I get the DVD home, and immediately I’m struck by the subtitles. It seems they were translated from Latin and Aramaic to English to Chinese to English again. This makes for some rather amusing subtitles, for example:

Mary (in Aramaic): “Flesh of my flesh!”
Mary (subtitled): “Meat of my meat!”

Elsewhere, elephants and Dutch people are mentioned. It’s pretty funny. So, I saw the film as Mel intended for me to, which is to say without subtitles. Fortunately, I do have a rudimentary understanding of Aramaic (from Talmud class in junior high) and Latin (I speak Italian, too).

The first thing I have to say about The Passion of the Christ is that Jim Caviezel’s Aramaic is awful! He’s like the William Shatner of Aramaic-speaking actors, which is ironic because William Shatner himself appeared in an Esperanto movie, and Shatner couldn’t speak that language either.

Anyway, the movie is ultra-violent and ultra-boring (I fell asleep during the flogging scene). Someone brought up the point that no one could have survived all that beating; at the end of the cat-o’-nine-tails scene, you hear the Romans finish couting the lashes at 300. I wasn’t keeping tally, but basically Jesus gets whipped, beaten or kicked about 700 times. He’d have been dead before they nailed him to the cross.

So, I know the big question is, is The Passion of the Christ anti-Semitic? The answer is, yes. It’s classically anti-Semitic. It’s as much the script as the portrayals of the Jews themselves. We’re talking the visuals, not just the Aramaic. Someone pointed out to me that the evil Jews seem to have bigger noses (and darker circles under their eyes).

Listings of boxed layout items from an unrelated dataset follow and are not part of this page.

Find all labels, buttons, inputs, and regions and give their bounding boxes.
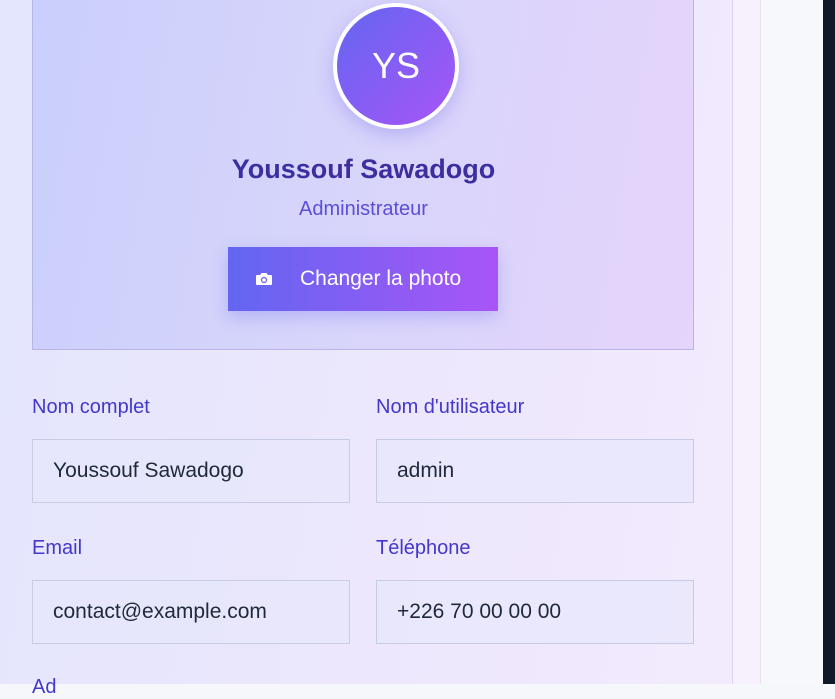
window-edge [823,0,835,684]
username-value: admin [397,459,455,482]
phone-label: Téléphone [376,537,471,559]
phone-value: +226 70 00 00 00 [397,600,562,623]
change-photo-button[interactable]: Changer la photo [228,247,498,311]
email-label: Email [32,537,83,559]
avatar: YS [333,3,459,129]
user-role: Administrateur [299,198,428,220]
change-photo-label: Changer la photo [300,267,462,290]
side-area [761,0,823,684]
full-name-value: Youssouf Sawadogo [53,459,244,482]
camera-icon [256,273,272,285]
scroll-gutter [733,0,761,684]
address-label: Ad [32,676,57,698]
profile-panel: YS Youssouf Sawadogo Administrateur Chan… [0,0,733,698]
avatar-initials: YS [371,45,421,86]
email-input[interactable]: contact@example.com [32,580,350,644]
email-value: contact@example.com [53,600,267,623]
username-input[interactable]: admin [376,439,694,503]
user-name: Youssouf Sawadogo [231,154,496,184]
full-name-input[interactable]: Youssouf Sawadogo [32,439,350,503]
full-name-label: Nom complet [32,396,150,418]
phone-input[interactable]: +226 70 00 00 00 [376,580,694,644]
username-label: Nom d'utilisateur [376,396,525,418]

There was also some controversy over the line “his blood be on us and on our children.” From what I had read in various articles about the movie, Gibson had removed the line from the film, then it came out that he had merely removed the subtitle. He definitely left it in–the interesting thing is that the line is said off-camera (the camera is close in on Barabas’ face at that point), which means he included it deliberately. Any film student understands what’s going on in the film as a whole–it’s a concerted effort to portray the Pharisees and the Jews in the courtyard as evil and bloodthirsty.

What did I get out of the movie? I think I understand Christianity a little better. Jesus’ death, while amazingly embellished in the movie (based on what I read in the gospels), definitely entailed lots of suffering. The human instinct is to want to believe that all this suffering had a larger purpose. The thing is, the Romans had much worse ways of killing people, and they tortured millions of people to death over the course of the empire.

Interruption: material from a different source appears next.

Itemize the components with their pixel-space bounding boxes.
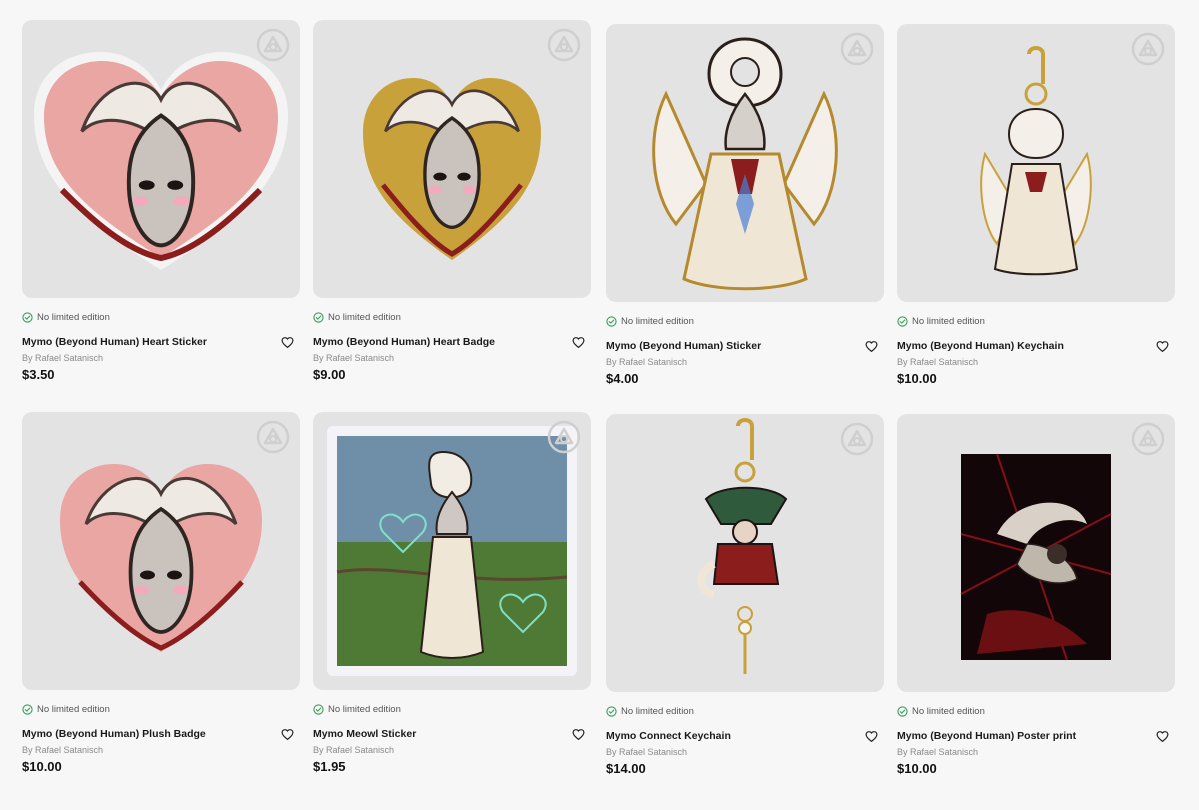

And as for Caiaphas and the Sanhedrin, I’m going to make it very simple: Jesus claimed he was the King of the Jews and the Messiah, and he clearly did not qualify as either under Jewish law. Now, if you flip back a few hundred pages in your New International Version, you’ll find the penalty for blasphemy is pretty much death by stoning. Don’t feel bad, that’s the penalty for playing a musical instrument on Saturdays, too. They didn’t really have a lot of options back then.